On Monday government officials proposed applying Treasury bill yields as the benchmark lending rate for corporate loans to cut borrowing costs as part of Prime Minister Viktor Orban’s efforts to revive Hungary’s economy.
A surge in inflation last year to 25%, the highest in the European Union, pushed Hungary’s economy into recession and while growth is expected to resume in 2024, a Reuters poll last month suggested it would miss the government’s 3.6% forecast.
“Such misguided measures and ad hoc ideas — such as the current plan to replace BUBOR — only harmfully narrow the room for manoeuvre in economic policy and complicate the achievement of longer-term objectives,” the bank said.

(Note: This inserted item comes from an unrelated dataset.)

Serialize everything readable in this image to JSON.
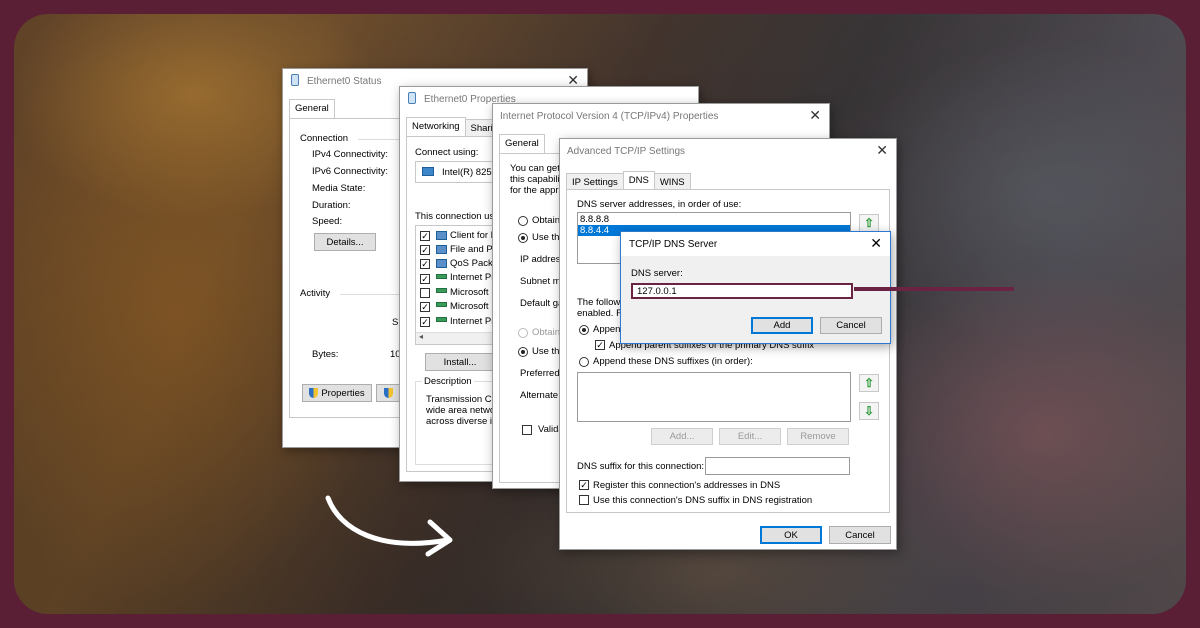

The bank’s press office did not immediately respond to emailed questions about whether this remark and the market’s reaction to the government’s plan meant a lower likelihood of the bank lowering its base rate by 100 bps next Tuesday.
The forint gained 0.5%, rebounding from three-month lows hit earlier this week on the proposal and also on the prospects for the central bank accelerating the pace of rate cuts next week.
Orban’s government, which faces European and local elections this year, has been calling on the central bank, which has cut interest rates by a combined 725 basis points (bps) since May, to do more to help the economy.
The government, which has a long track record of tax changes and other measures hitting the bank sector, believes the proposed reforms to the benchmark lending rate will boost investment and economic growth.
The central bank, however, said the proposal could backfire in various ways, such as by making banks interested in pushing up Treasury bill yields. It said comments by S&P Global, first reported by Reuters, signalled possible risks to Hungary’s credit rating.
S&P Global Financial Institutions analyst Lukas Freund told Reuters the proposal represented another example of Budapest’s unconventional policy, which aimed to boost the economy, but posed a risk to the financial sector.